Fans used to seeing the likes of The Arctic Monkeys topping the bill were clearly underwhelmed. Ticket sales – which the year before had been concluded within two hours of being made available – were at best sluggish. It took the ever reliable outer monologue of Oasis, muse Noel Gallagher, to provide the most controversial assessment of the rapper’s suitability, bluntly stating: “I’m not having hip-hop at Glastonbury”.
Gallagher’s statement may read like that of a man radically out of time but to briefly add some context, hip-hop is far more ingrained in pop culture in Britain than being a bona fide urban lifestyle. Whilst Jay-Z’s global celebrity status is unquestionable, despite its critical acclaim as a return to form, UK sales of the American Gangster album have been relatively modest. His bemused response to the controversy was undoubtedly justified – after all rappers headline festivals across the globe – but Britain’s pugnacious sense of cultural isolation was evidently lost on him.
In the end, of course he had the final say. Sandwiched between more traditional Worthy Farm head-liners Kings of Leon and The Verve and with Beyonce Knowles in the wings, the set opened with a profane video montage of Gallagher’s diss – “Sorry, but Jay-Z, I’m not fucking having him at Glastonbury” – to which, by way of introduction the subject, meekly responded with “My name is Jay-Z and I’m pretty fucking awesome”.
It didn’t end there either, further ridicule being harvested via a semi-cover of Oasis iconic Wonderwall, before the crunch of 99 Problems began proceedings in earnest. Designed to create headlines and carefully shorn of any special guest cameos to keep the focus totally on centre stage, it was a set rich in both entertainment and symbolism, saluted widely afterwards as the weekend’s defining moment. More importantly, it completely dismantled any remaining prejudice towards the genre.

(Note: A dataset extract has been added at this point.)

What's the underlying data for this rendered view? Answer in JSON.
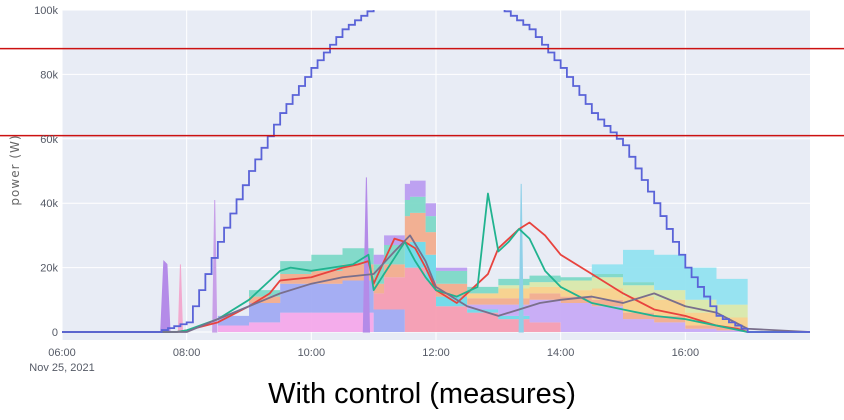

And yet as the dust settled, the feeling that either consciously or not the whole thing had been something of pantomime, was hard to shake. Talking about the spat in this week’s New Musical Express, prominent UK DJ Tim Westwood, opined that the situation was in fact little more than a minor disagreement.
In comparing the gravity of the situation to other famous hip-hop beefs, he categorised the whole dispute as little more than a misunderstanding, stating, “This was fun”. “Noel’s comments were a rallying cause for Jay-Z, no question”. Gallagher himself has also this week appeared to distance himself from the controversy, saying “For the record, I like Jay Z”.
Any PR, as we also know, is good PR. Since Glastonbury both Oasis and Jay Z’s British sales have, according to music retail chain HMV, increased by hundreds of percent. Already a perennial favourite in pub jukeboxes across the country, Wonderwall last week re-entered the Top 200. By pure coincidence, Oasis new album Dig Out Your Soul is released on the band’s own label in October. It seems that the controversy may have definitively cemented Jay Z’s persona in Britain’s consciousness, whilst at the same time revitalising interest in the Mancunians, whose best work it could be argued is more than a decade behind them.
Oasis return to tour North America next month. Expect pickets, pro hip-hop demonstrations and strong ticket sales.